2020 Film Review: Nobody Sleeps In The Woods Tonight
Plot Synopsis: A group of technology-dependent teenagers goes to offline camp and faces a deadly danger lurking in the woods.
Being hailed as the first Polish slasher film, director Bartosz M. Kowalski looks to bring the 80’s style horror film to his native homeland. With the usual tropes in a contemporary setting and a tonne of gore, Kowalski manages to create and enjoyable horror albeit not one that doesn’t reinvent the wheel.
Nobody Sleeps In The Woods Tonight immediately thrusts you into the mystery with it soon establishing its camp setting. The kids unfortunate to be shipped away to the Polish wilderness: technology infatuated teens on a reform to enjoy time away from screens.
5 teens and a guide embark into the wilderness for some peacefulness which is soon plagued by a gruesome pair of twins. Some nasty looking practical effects look nasty and off putting, giving the creatures an intimidating and unsettling appearance. The use of practical effects is excellent as there is plenty of gorey moments that look incredibly brutal and visual.

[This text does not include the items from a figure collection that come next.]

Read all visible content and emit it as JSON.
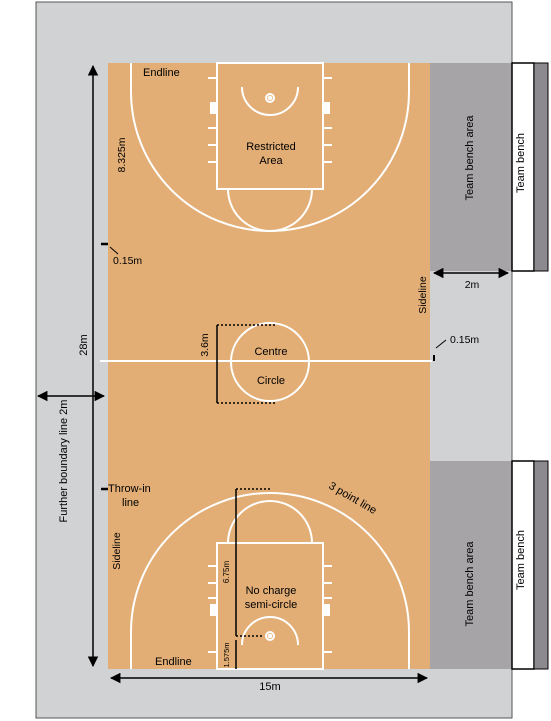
{
  "labels": {
    "endline_top": "Endline",
    "endline_bottom": "Endline",
    "restricted_area_line1": "Restricted",
    "restricted_area_line2": "Area",
    "dim_8325": "8.325m",
    "dim_015_left": "0.15m",
    "dim_015_right": "0.15m",
    "sideline_right": "Sideline",
    "sideline_left": "Sideline",
    "dim_2m_bench": "2m",
    "dim_28m": "28m",
    "dim_36": "3.6m",
    "centre": "Centre",
    "circle": "Circle",
    "further_boundary": "Further boundary line 2m",
    "throwin_line1": "Throw-in",
    "throwin_line2": "line",
    "three_point_line": "3 point line",
    "dim_675": "6.75m",
    "no_charge_line1": "No charge",
    "no_charge_line2": "semi-circle",
    "dim_1575": "1.575m",
    "dim_15m": "15m",
    "team_bench_area_top": "Team bench area",
    "team_bench_top": "Team bench",
    "team_bench_area_bottom": "Team bench area",
    "team_bench_bottom": "Team bench"
  },
  "colors": {
    "court": "#e2ae76",
    "surround": "#d1d2d4",
    "bench_area": "#a7a4a8",
    "bench_strip": "#8d8a8f",
    "lines": "#ffffff",
    "ink": "#000000"
  }
}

The films presentation as a whole is also to be praised, with excellent cinematography and camerawork allowing this homage to stand out a bit more than some of the hordes of copycat slashers.
The influence of 80’s horror is easily spotted within the films iconography but even goes further to replicating certain scenes. It’s clear to see the influence from the likes of Friday the 13th and the works of John Carpenter in this 100 odd minute feature. There’s also space for the usual tropes with sex leading to death, fake outs and the final girl, a bad ass heroine portrayed by Julia Wieniawa.
Kowalski’s film flirts with ideas of bringing deeper meanings or social commentary to his film, most notably in the form of LGBT issues and the Catholic Church. With all that is going on in Poland right regarding civil rights for LGBT people, it would have been extremely timely to delve into this worrying problem within Poland. Unfortunately, there isn’t an abundance of depth within this and is merely used as a short conversation topic. With Kowalski describing this film as an experiment, perhaps this is a sign of what he would like to focus on in future projects.
For a first attempt at a style of film that has gone largely untouched within a country’s catalogue of cinema, Nobody Sleeps In The Woods Tonight is a fine starting point. Sure, the film doesn’t offer an awful lot of complete originality but for horror fans this will surely suffice. There’s shocking kills with enough character to get by with, making this film an easy and enjoyable watch.
Kowalski’s intentions with this feature was to open up the genre to the eyes of producers and filmmakers within Poland. If this is a film that can open the doors for more filmmakers to tell stories within the horror genre, that may be the
biggest impact that a director could ever possibly want.